Any chance of this getting reviewed and merged, @s-t-e-v-e-n-k? It's a bugfix with possible security implications.

(I would be happy to leave for you to handle it whenever you get to it, but, well, by using the stale bot you're not leaving me that choice; I have to either nag you about it every few months or have it be automatically thrown away.)

[EnricoMi]

This is very interesting, thanks for the thorough explanation.
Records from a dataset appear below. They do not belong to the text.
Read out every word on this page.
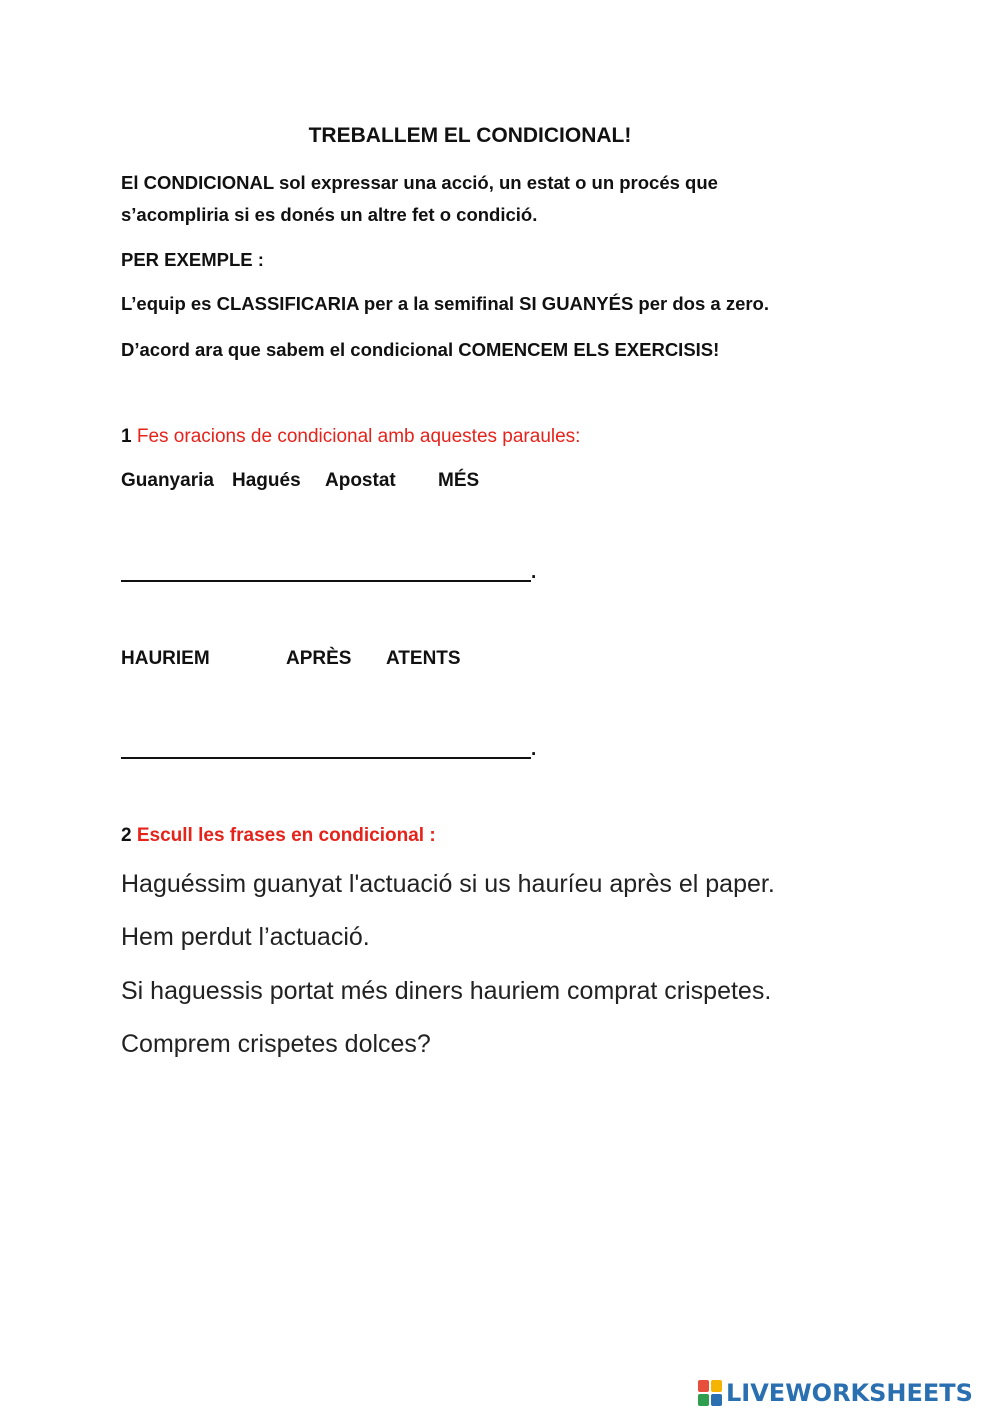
TREBALLEM EL CONDICIONAL!
El CONDICIONAL sol expressar una acció, un estat o un procés que
s’acompliria si es donés un altre fet o condició.
PER EXEMPLE :
L’equip es CLASSIFICARIA per a la semifinal SI GUANYÉS per dos a zero.
D’acord ara que sabem el condicional COMENCEM ELS EXERCISIS!
1 Fes oracions de condicional amb aquestes paraules:
Guanyaria Hagués Apostat MÉS
.
HAURIEM	APRÈS ATENTS
.
2 Escull les frases en condicional :
Haguéssim guanyat l'actuació si us hauríeu après el paper.
Hem perdut l’actuació.
Si haguessis portat més diners hauriem comprat crispetes.
Comprem crispetes dolces?
LIVEWORKSHEETS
Can you please rerun the regexp with latest main HEAD and also consider the following regexp: f".*/[{]?

Those urls can also be constructed without self.url, which are then completed in Requester.__makeAbsoluteUrl.

[codecov-commenter]

Codecov Report

Attention: 9 lines in your changes are missing coverage. Please review.

Comparison is base (a48c37f) 96.73% compared to head (5eb0e0a) 96.68%.

Files	Patch %	Lines
github/Repository.py	87.09%	4 Missing ⚠️
github/Team.py	25.00%	3 Missing ⚠️
github/GithubIntegration.py	71.42%	2 Missing ⚠️

❗ Your organization needs to install the Codecov GitHub app to enable full functionality.

Additional details and impacted files

@@            Coverage Diff             @@
##             main    #1976      +/-   ##
==========================================
- Coverage   96.73%   96.68%   -0.05%     
==========================================
  Files         142      142              
  Lines       14499    14559      +60     
==========================================
+ Hits        14025    14077      +52     
- Misses        474      482       +8     

☔ View full report in Codecov by Sentry.
📢 Have feedback on the report? Share it here.

[ExplodingCabbage]

Okay, I've now:

1. resolved 2.5 years of merge conflicts
2. done a search with the regex you suggested and added a bunch more urllib.parse.quote calls
3. fixed a test failure

Should be ready for another round of review!

[EnricoMi]

Amazing work, thanks for the effort!